Japan is an extremely clean country, but with barely any trash cans! It boggles my mind a bit to think of how they maintain the clear streets, but it is truly a struggle to find a bin to throw your trash in. Keep this in mind as you buy things to eat or drink, especially from the many vending machines. You will likely be walking around with the waste for a while if you don’t stay inside a restaurant.
5. Smoking is allowed in most places.
As a non-smoker, this was a bit of a peeve during my visit. There were a couple of restaurants that we had to walk in and out of because of how strong the smell of smoke was. Many locations have designated smoking areas, but those that don’t can be tough for people with allergies.
6. Your meals begin with a hot towel or wet napkin.

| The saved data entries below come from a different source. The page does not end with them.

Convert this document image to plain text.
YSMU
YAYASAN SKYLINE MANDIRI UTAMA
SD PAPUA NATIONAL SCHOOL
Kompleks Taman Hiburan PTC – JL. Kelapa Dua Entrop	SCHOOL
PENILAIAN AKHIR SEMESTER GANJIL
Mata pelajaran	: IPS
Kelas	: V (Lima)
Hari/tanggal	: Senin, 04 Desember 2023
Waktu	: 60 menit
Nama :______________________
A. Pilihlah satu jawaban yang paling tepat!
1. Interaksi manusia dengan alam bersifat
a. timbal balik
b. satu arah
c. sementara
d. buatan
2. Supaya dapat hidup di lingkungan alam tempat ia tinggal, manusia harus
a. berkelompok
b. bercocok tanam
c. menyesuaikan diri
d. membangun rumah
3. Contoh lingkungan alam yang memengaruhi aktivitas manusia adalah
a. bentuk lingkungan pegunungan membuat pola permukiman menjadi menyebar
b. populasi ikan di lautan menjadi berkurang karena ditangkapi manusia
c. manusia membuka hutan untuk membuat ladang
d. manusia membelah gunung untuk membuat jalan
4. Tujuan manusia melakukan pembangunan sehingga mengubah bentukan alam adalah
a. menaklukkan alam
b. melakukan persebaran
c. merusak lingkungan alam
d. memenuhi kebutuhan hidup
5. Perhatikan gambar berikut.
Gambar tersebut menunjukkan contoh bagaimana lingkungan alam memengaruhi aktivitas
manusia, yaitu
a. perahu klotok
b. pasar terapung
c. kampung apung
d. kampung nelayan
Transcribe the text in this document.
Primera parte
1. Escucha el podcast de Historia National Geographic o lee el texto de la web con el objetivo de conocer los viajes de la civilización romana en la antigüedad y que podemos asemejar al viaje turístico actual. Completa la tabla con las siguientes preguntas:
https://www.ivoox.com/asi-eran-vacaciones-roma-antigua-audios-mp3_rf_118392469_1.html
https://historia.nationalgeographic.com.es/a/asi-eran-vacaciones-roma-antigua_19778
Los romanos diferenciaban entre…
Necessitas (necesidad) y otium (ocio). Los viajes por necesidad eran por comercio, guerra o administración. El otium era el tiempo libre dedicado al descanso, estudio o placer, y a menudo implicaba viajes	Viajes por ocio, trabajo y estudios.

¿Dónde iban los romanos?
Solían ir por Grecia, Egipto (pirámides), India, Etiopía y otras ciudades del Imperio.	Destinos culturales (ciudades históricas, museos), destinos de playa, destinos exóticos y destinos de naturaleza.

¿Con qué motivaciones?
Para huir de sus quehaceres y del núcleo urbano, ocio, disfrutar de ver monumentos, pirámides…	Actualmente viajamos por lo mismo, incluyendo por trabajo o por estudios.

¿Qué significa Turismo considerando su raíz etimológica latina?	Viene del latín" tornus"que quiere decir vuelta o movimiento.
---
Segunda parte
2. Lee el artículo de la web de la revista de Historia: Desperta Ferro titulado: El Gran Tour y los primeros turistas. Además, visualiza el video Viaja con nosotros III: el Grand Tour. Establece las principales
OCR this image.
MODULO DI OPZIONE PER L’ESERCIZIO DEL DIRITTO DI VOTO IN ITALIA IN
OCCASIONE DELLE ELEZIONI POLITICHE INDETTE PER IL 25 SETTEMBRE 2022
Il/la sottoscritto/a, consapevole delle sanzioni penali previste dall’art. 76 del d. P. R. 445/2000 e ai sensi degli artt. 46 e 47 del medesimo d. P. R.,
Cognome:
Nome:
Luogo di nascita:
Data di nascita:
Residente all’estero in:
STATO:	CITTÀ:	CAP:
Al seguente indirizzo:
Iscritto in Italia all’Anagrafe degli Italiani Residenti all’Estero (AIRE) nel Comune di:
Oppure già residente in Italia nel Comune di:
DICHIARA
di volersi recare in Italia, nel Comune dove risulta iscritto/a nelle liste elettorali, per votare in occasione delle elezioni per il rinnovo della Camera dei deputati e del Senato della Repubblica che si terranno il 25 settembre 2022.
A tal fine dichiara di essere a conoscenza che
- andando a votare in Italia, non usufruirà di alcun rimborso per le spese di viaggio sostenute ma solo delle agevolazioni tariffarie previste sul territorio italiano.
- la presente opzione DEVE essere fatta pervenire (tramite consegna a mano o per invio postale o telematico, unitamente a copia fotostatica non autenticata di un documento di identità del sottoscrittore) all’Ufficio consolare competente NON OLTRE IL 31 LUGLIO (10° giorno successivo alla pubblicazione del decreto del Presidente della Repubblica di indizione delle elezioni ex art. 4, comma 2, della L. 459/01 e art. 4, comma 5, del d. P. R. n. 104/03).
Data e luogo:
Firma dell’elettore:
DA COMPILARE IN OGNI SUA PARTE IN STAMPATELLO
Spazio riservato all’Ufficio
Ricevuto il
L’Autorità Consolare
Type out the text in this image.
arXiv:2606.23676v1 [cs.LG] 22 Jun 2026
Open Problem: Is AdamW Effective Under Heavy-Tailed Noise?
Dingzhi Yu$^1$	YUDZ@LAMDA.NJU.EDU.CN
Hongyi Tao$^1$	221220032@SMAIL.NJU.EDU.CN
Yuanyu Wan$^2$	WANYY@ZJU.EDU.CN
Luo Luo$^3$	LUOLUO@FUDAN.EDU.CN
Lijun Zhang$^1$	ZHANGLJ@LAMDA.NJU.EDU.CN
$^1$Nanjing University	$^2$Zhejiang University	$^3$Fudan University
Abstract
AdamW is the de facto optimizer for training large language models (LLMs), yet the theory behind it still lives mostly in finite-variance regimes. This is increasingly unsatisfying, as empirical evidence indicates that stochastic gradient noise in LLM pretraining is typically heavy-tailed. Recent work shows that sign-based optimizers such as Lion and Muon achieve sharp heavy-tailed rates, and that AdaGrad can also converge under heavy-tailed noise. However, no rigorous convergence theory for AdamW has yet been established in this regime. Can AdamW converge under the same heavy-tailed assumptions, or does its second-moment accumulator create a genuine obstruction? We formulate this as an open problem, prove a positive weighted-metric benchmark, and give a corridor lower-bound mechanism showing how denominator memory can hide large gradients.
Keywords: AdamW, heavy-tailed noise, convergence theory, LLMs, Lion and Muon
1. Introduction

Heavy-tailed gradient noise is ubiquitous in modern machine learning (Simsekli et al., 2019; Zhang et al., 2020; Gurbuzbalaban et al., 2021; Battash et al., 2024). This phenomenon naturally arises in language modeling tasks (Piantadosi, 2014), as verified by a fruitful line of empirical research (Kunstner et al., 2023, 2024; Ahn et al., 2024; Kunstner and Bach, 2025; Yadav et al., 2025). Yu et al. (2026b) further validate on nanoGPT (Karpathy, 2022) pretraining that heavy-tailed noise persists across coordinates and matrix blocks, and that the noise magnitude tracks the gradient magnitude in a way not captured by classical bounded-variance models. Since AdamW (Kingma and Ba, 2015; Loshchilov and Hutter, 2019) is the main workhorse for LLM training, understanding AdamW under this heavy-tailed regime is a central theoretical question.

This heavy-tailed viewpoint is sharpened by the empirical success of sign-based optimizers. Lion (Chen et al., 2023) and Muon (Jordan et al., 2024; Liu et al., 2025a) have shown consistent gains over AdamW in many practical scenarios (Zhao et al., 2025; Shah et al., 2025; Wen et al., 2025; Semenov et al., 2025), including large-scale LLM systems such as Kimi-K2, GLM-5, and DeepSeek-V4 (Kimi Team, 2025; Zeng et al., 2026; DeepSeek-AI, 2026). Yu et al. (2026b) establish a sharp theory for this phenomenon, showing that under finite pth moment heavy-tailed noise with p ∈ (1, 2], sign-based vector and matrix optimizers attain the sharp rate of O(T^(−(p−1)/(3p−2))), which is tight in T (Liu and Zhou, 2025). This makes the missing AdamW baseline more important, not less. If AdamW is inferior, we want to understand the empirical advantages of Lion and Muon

This was one of my favorite parts of eating in Tokyo! With most meals you receive a hot towel when you sit down to wipe your hands and face with. Especially because I visited in winter, this was a nice little treat. In places where I did not receive a hot towel, I got a wet napkin in its place. Both were nice for feeling clean and freshened up before starting your meal.
7. It’s not rude to call over a waiter.
In fact, you won’t be served in most restaurants unless you do! It took me a bit to get used to, but you can simply wave or call out to a server to get their attention for anything you need. Of course you should still be polite in doing so, but you don’t need to worry about seeming impatient.
8. And at almost every restaurant you pay at the counter.
After you are finished ordering, your waiter will likely bring your check over right away. This is not to rush you, but to allow you to leave whenever you would like. Most restaurants in Tokyo were like diners in that you just walked with the check to the register and paid right before walking out the door. And remember, no tipping here!
9. Cash rules.
I pay with plastic any chance I get while I’m at home, but in Japan it is much easier to stick to cash. Many shops and restaurants are cash only, and even if they aren’t, it’s often a process to pay with a credit card. My tip is to get out as much money as you think you’ll need at the beginning of the trip so you don’t have to keep returning to ATMS and pay the foreign transaction fees!
10. It’s not that expensive!
Another misconception I had about Tokyo was that everything was going to be very expensive, and that wasn’t true! There were the some tourist traps that charged way more than they should, but overall I found the city affordable. The metro is only about $1 to $2 per trip, and even when I journeyed to Kamakura it only cost $10. You can find a good meal of ramen, noodles, or gyoza for under $10 too! Sushi is on the more expensive side, but it’s actually much less common than I expected.
11. Honesty is the only policy.
Don’t let your guard fall too far down, but overall the Japanese people I interacted were kind, polite, and honest. I didn’t meet a single person who wasn’t willing to help me out or chat for a bit. A great example of the character I experienced was when we went to a bar called Asyl in Golden Gai. We returned to this bar two nights after our original visit, and Abe, the owner, greeted us immediately by giving a friend back a 50 yen piece, saying that he had accidentally overcharged him the last time we were there. The hospitality was amazing all around!
If you are traveling to Tokyo for the first time, I hope that these tips will help you feel more prepared for visit. And if you’ve been before, did these things surprise you as well? Let me know if you have any other tips for first-timers in the city.